The principle is simple – divide your tasks into 4 categories:
- Important and urgent
- Urgent but not important
- Important but not urgent
- Not important. Not urgent
Now, plot your individual tasks within the matrix to establish a base for what should be prioritised for the day. With this base, think realistically about the non-negotiables in your child’s day e.g. feeding or putting to bed. With that in mind, begin thinking of your most productive slots for you to deliver on the prioritised tasks. And if those slots happen to be outside of regular work hours, it’s on you to let your peers know and to have the discipline to ensure that work gets done. This framework is not rocket science, but it will allow some degree of structure and set both you and your teams up for a win.
3. Focus on quality outputs as opposed to perceived hard work
It is no secret that the attrition rate for agencies is one of the highest – 30% in 2017 according to Forbes³. While there are many factors that contribute to this, one of them is likely the culture of jumping ship in hopes of pumping up one’s career opportunities. What this tells us is that agencies are still not doing enough to give employees the assurance of career development and growth within the agency.

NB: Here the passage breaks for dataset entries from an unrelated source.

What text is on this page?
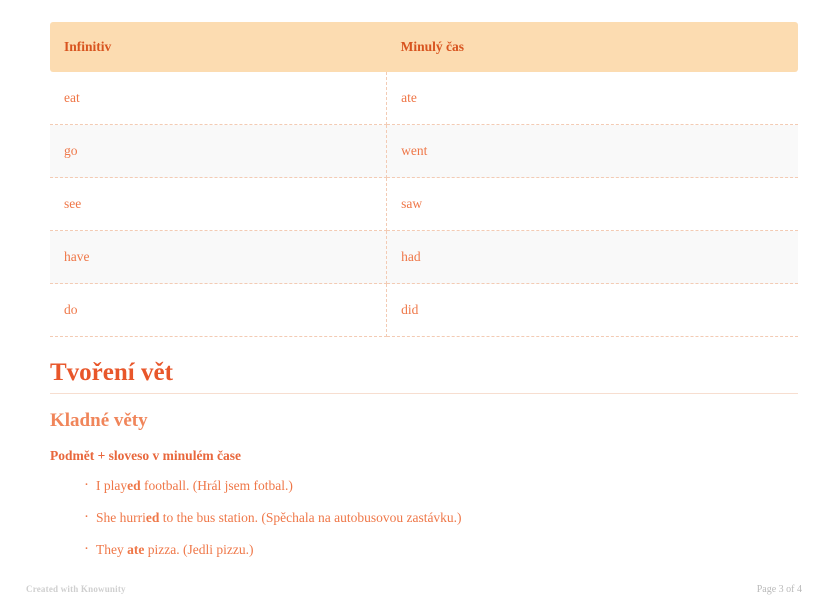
Infinitiv	Minulý čas
eat	ate
go	went
see	saw
have	had
do	did
Tvoření vět
Kladné věty

Podmět + sloveso v minulém čase

· I played football. (Hrál jsem fotbal.)
· She hurried to the bus station. (Spěchala na autobusovou zastávku.)
· They ate pizza. (Jedli pizzu.)
Created with Knowunity	Page 3 of 4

This can pose a problem if you’re an aspiring tiger mum who is also bent on getting that regional Chief Creative Officer role. Why? Because besides the perceived lack of a structured roadmap for career development, if your peers generally glorify the ones who never leave the office, then how are you going to fare when you’re also fixated on raising a child prodigy?
This is especially pertinent for women in advertising. The sentiment for agency people in the U.S. points to success in the ad world being easier for dads compared to mums, with 93% of mums agreeing with the statement – far outweighing the 76% of dads who agree.
We will make far better use of our time and resources (both physical and mental) if we focus on being present where it really matters. Ask yourself – am I truly adding value to this meeting or to this particular stage of the process? If you’re not, then don’t be afraid to excuse yourself with ample notice and a clear rationale as to why. Management will value your outcome-focused thinking, while your teams will appreciate not having the additional chef in the kitchen if you don’t actually have anything valuable to contribute.
As hard as it is, being a parent is a privilege and indeed a blessing. And it’s the constant tension of managing parenthood with the demands of the agency life that can multiply the value you bring to your agency and clients. As parents, it’s dealing with messy diapers and unwarranted screams that teaches us to be collected in chaos. It’s having almost no time in between meal prep and school runs that helps you make the best use of it. It’s finding new ways to deal with tantrums that helps you understand that it’s not about you, but what you bring to the table. Parenting is tough. Advertising is tough. But persevere through both together, and the reward is pretty great.